Re: [RFC PATCH 1/5] mm: intorduce __GFP_UNMAPPED and unmapped_alloc()

From: Mike Rapoport
Date: Thu May 18 2023 - 11:24:12 EST


On Wed, May 17, 2023 at 11:35:56PM -0400, Kent Overstreet wrote:
> On Wed, Mar 08, 2023 at 11:41:02AM +0200, Mike Rapoport wrote:
> > From: "Mike Rapoport (IBM)" <rppt@xxxxxxxxxx>
> >
> > When set_memory or set_direct_map APIs used to change attribute or
> > permissions for chunks of several pages, the large PMD that maps these
> > pages in the direct map must be split. Fragmenting the direct map in such
> > manner causes TLB pressure and, eventually, performance degradation.
> >
> > To avoid excessive direct map fragmentation, add ability to allocate
> > "unmapped" pages with __GFP_UNMAPPED flag that will cause removal of the
> > allocated pages from the direct map and use a cache of the unmapped pages.
> >
> > This cache is replenished with higher order pages with preference for
> > PMD_SIZE pages when possible so that there will be fewer splits of large
> > pages in the direct map.
> >
> > The cache is implemented as a buddy allocator, so it can serve high order
> > allocations of unmapped pages.
>
> So I'm late to this discussion, I stumbled in because of my own run in
> with executable memory allocation.
>
> I understand that post LSF this patchset seems to not be going anywhere,
> but OTOH there's also been a desire for better executable memory
> allocation; as noted by tglx and elsewhere, there _is_ a definite
> performance impact on page size with kernel text - I've seen numbers in
> the multiple single digit percentage range in the past.
>
> This patchset does seem to me to be roughly the right approach for that,
> and coupled with the slab allocator for sub-page sized allocations it
> seems there's the potential for getting a nice interface that spans the
> full range of allocation sizes, from small bpf/trampoline allocations up
> to modules.
>
> Is this patchset worth reviving/continuing with? Was it really just the
> needed module refactoring that was the blocker?

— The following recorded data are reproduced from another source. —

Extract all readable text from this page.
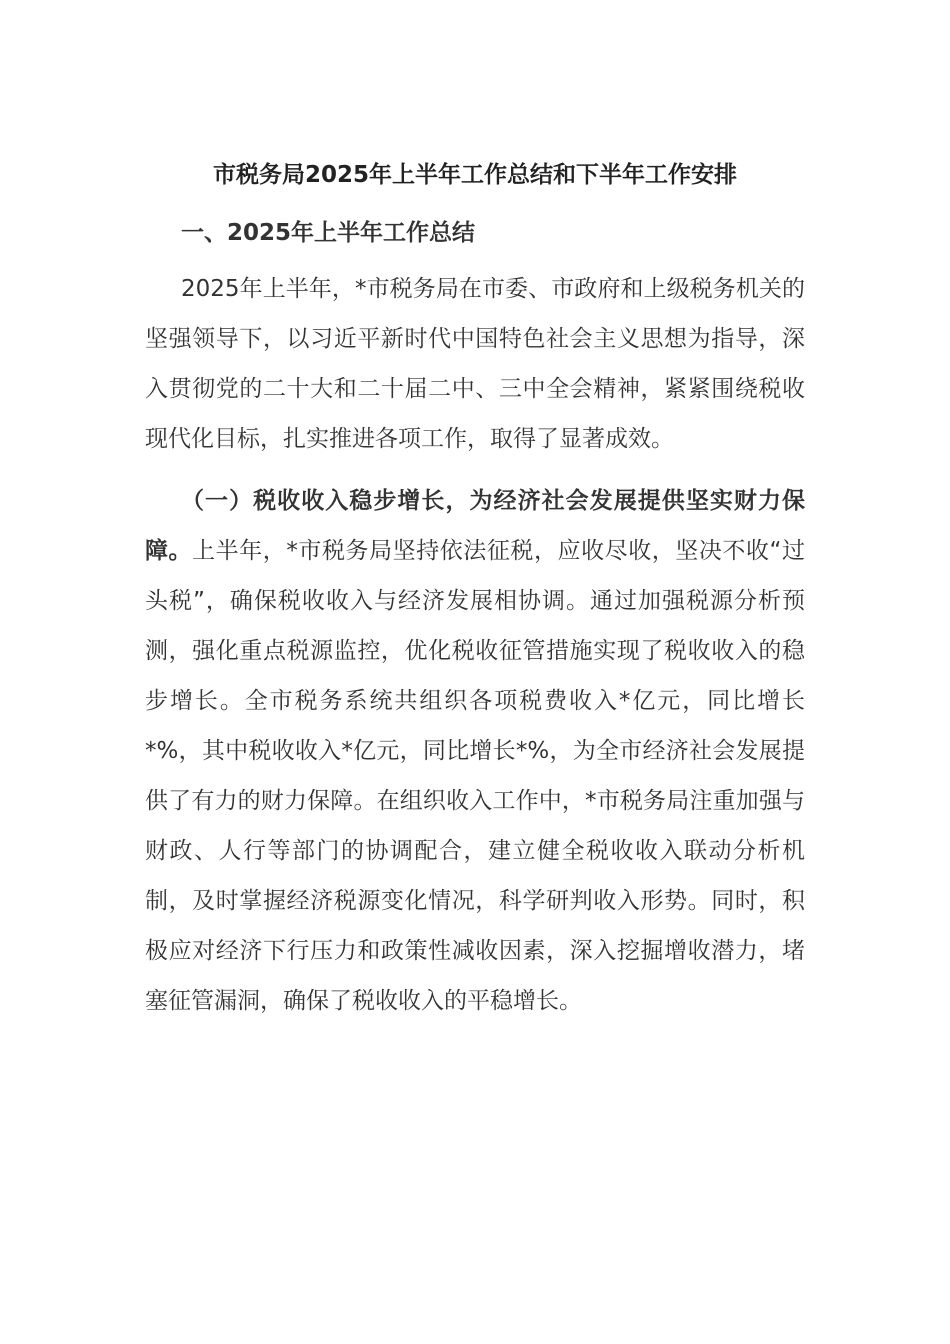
市税务局2025年上半年工作总结和下半年工作安排
一、2025年上半年工作总结

2025年上半年，*市税务局在市委、市政府和上级税务机关的坚强领导下，以习近平新时代中国特色社会主义思想为指导，深入贯彻党的二十大和二十届二中、三中全会精神，紧紧围绕税收现代化目标，扎实推进各项工作，取得了显著成效。

（一）税收收入稳步增长，为经济社会发展提供坚实财力保障。上半年，*市税务局坚持依法征税，应收尽收，坚决不收“过头税”，确保税收收入与经济发展相协调。通过加强税源分析预测，强化重点税源监控，优化税收征管措施实现了税收收入的稳步增长。全市税务系统共组织各项税费收入*亿元，同比增长*%，其中税收收入*亿元，同比增长*%，为全市经济社会发展提供了有力的财力保障。在组织收入工作中，*市税务局注重加强与财政、人行等部门的协调配合，建立健全税收收入联动分析机制，及时掌握经济税源变化情况，科学研判收入形势。同时，积极应对经济下行压力和政策性减收因素，深入挖掘增收潜力，堵塞征管漏洞，确保了税收收入的平稳增长。
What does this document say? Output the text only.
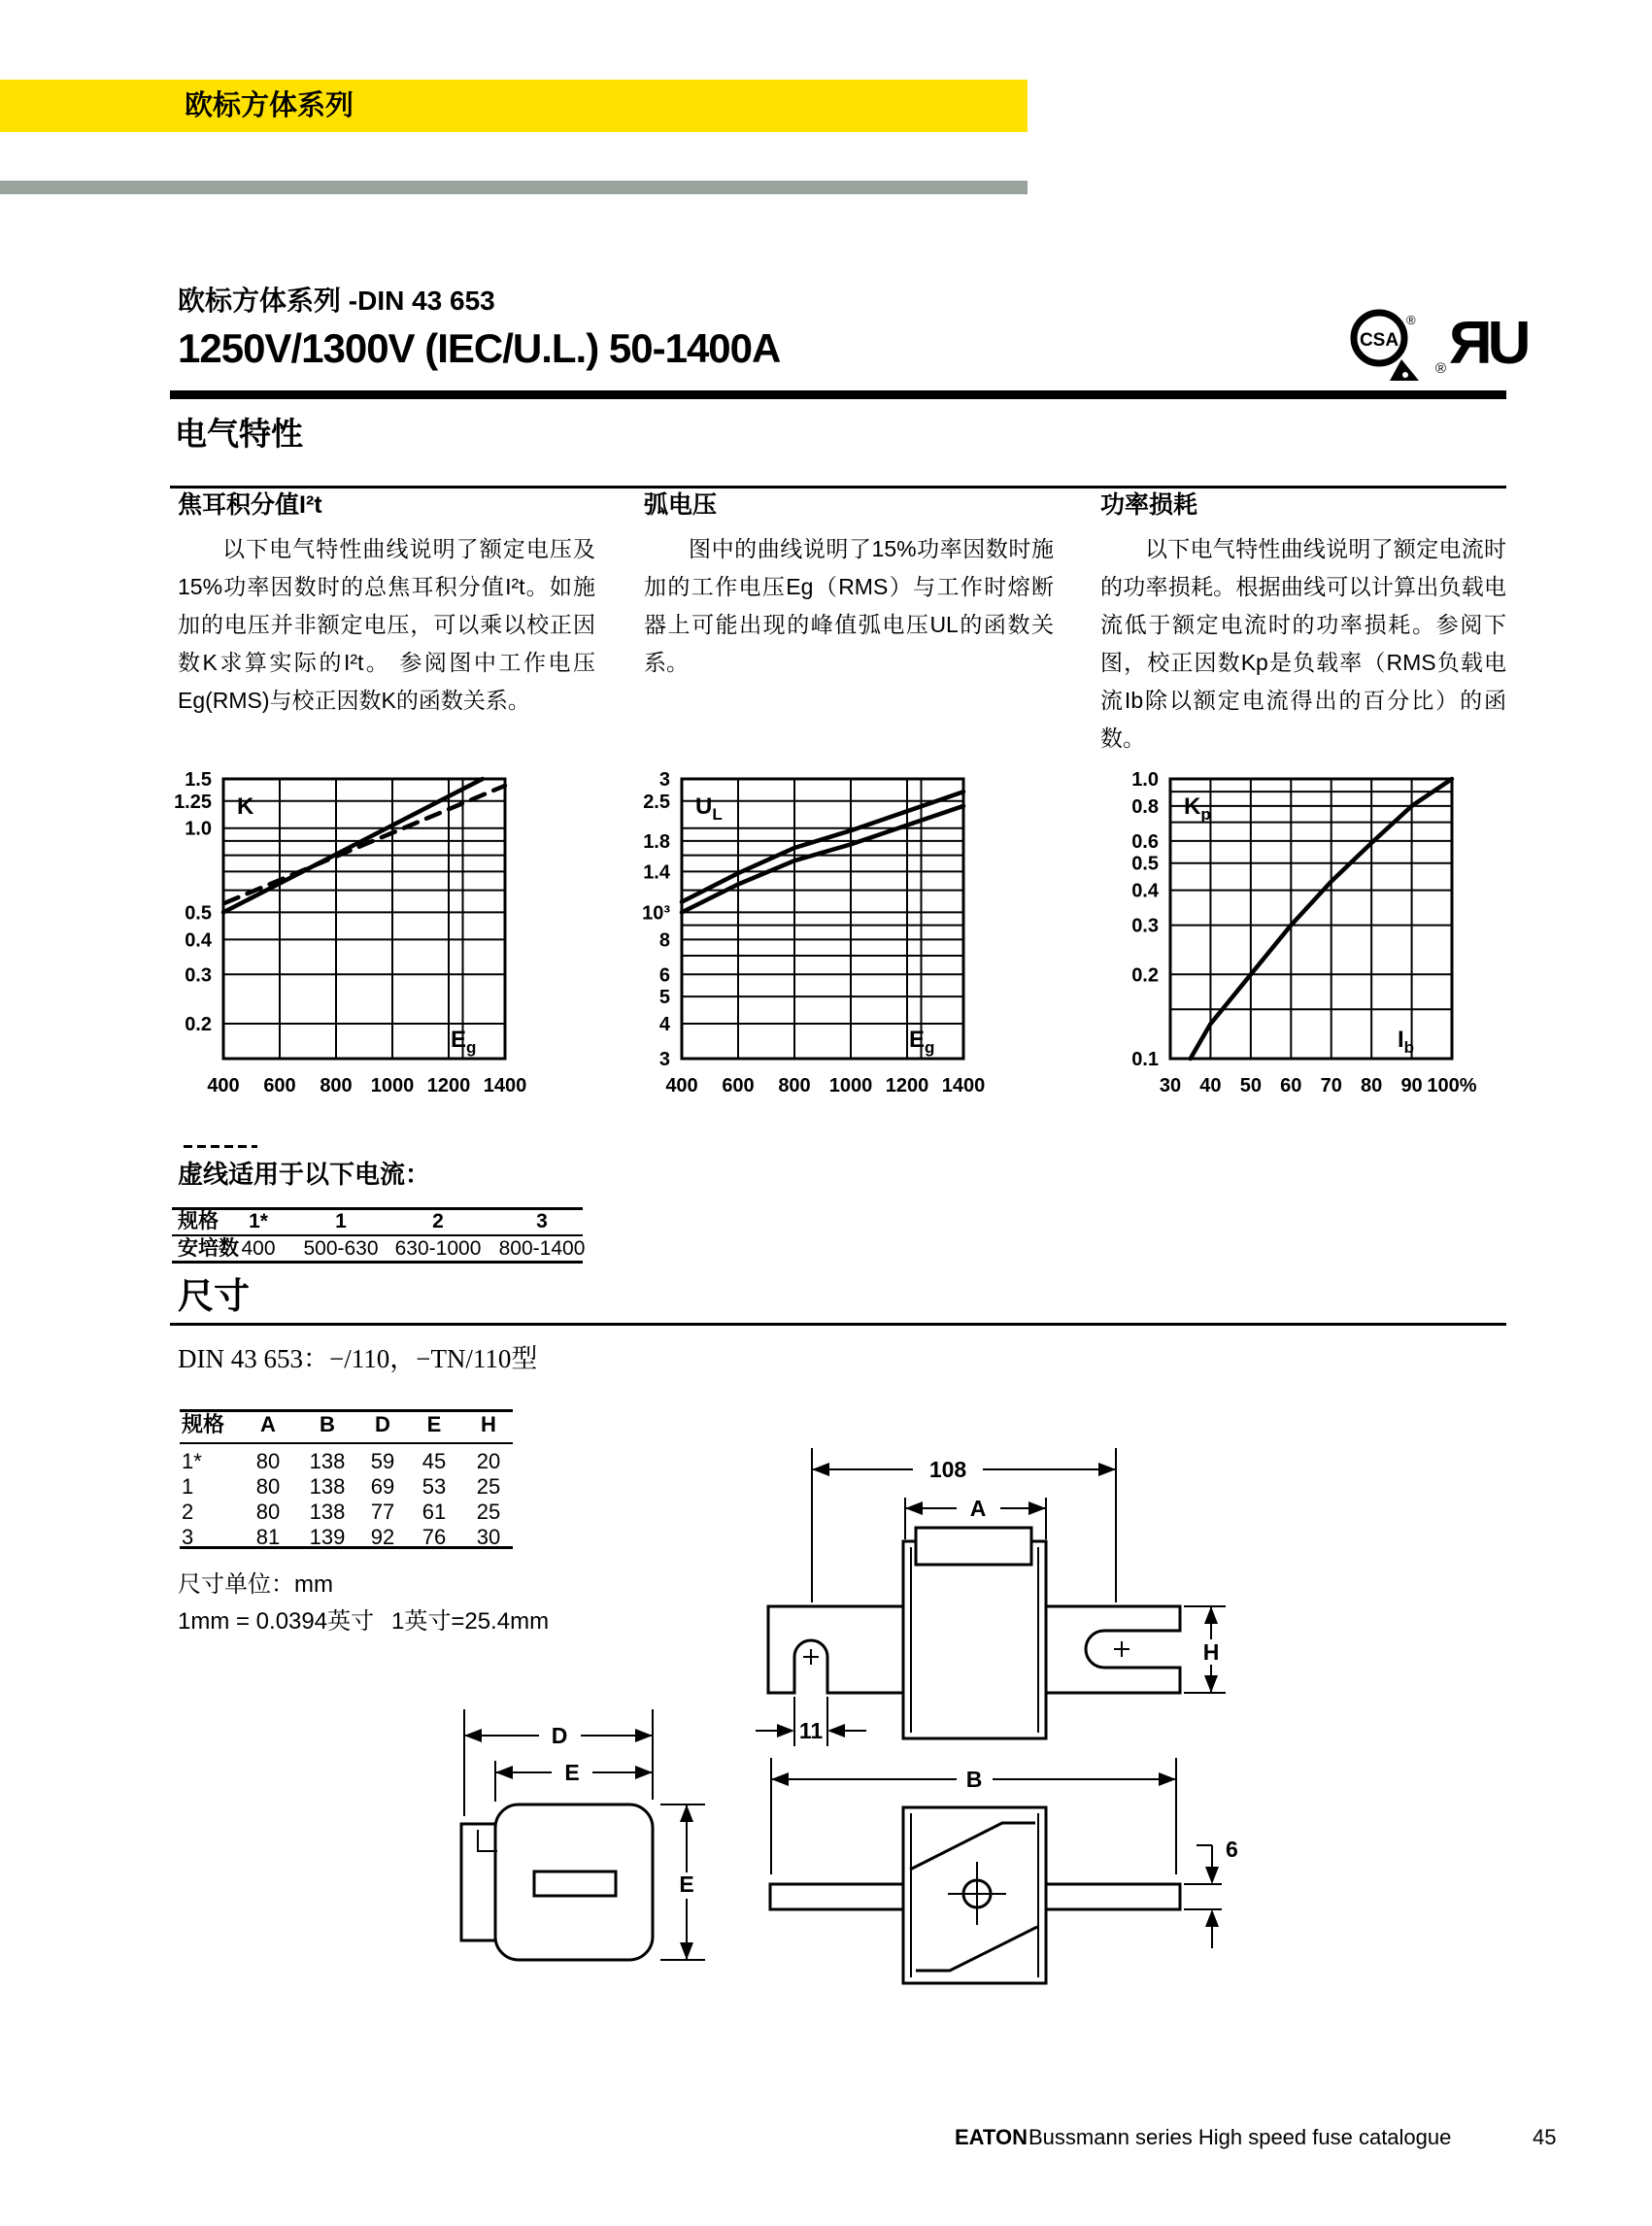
欧标方体系列
欧标方体系列 -DIN 43 653
1250V/1300V (IEC/U.L.) 50-1400A	CSA
® ЯU
®
电气特性
焦耳积分值I²t

以下电气特性曲线说明了额定电压及15%功率因数时的总焦耳积分值I²t。如施加的电压并非额定电压，可以乘以校正因数K求算实际的I²t。 参阅图中工作电压Eg(RMS)与校正因数K的函数关系。

弧电压

图中的曲线说明了15%功率因数时施加的工作电压Eg（RMS）与工作时熔断器上可能出现的峰值弧电压UL的函数关系。

功率损耗

以下电气特性曲线说明了额定电流时的功率损耗。根据曲线可以计算出负载电流低于额定电流时的功率损耗。参阅下图，校正因数Kp是负载率（RMS负载电流Ib除以额定电流得出的百分比）的函数。

1.5
1.25
1.0
0.5
0.4
0.3
0.2
400 600 800 1000 1200 1400
K
$E_g$
3
2.5
1.8
1.4
10³
8
6
5
4
3
400 600 800 1000 1200 1400
$U_L$
$E_g$
1.0
0.8
0.6
0.5
0.4
0.3
0.2
0.1
30 40 50 60 70 80 90 100%
$K_p$
$I_b$
虚线适用于以下电流：
规格 1*	1	2	3
安培数 400 500-630 630-1000 800-1400
尺寸
DIN 43 653：−/110，−TN/110型
尺寸单位：mm
1mm = 0.0394英寸 1英寸=25.4mm
108
A
H
11
D
E
E
B
6
EATON Bussmann series High speed fuse catalogue	45
规格 A B D E H
1*	80 138 59 45 20
1	80 138 69 53 25
2	80 138 77 61 25
3	81 139 92 76 30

As I see it, this patchset only one building block out of three? four?
If we are to repurpose it for code allocations it should be something like

1) allocate 2M page to fill the cache
2) remove this page from the direct map
3) map the 2M page ROX in module address space (usually some part of
vmalloc address space)
4) allocate a smaller chunk of that page to the actual caller (bpf,
modules, whatever)

Right now (3) and (4) won't work for modules because they mix code and data
in a single allocation.

So module refactoring is a blocker and another blocker is to teach vmalloc
to map the areas for the executable memory with 2M pages and probably
something else.

I remember there was an attempt to add VM_ALLOW_HUGE_VMAP to
x86::module_alloc(), but it caused problems and was reverted. Sorry, I
could not find the lore link.

There was a related discussion here:

https://lore.kernel.org/all/14D6DBA0-0572-44FB-A566-464B1FF541E0@xxxxxx/

--
Sincerely yours,
Mike.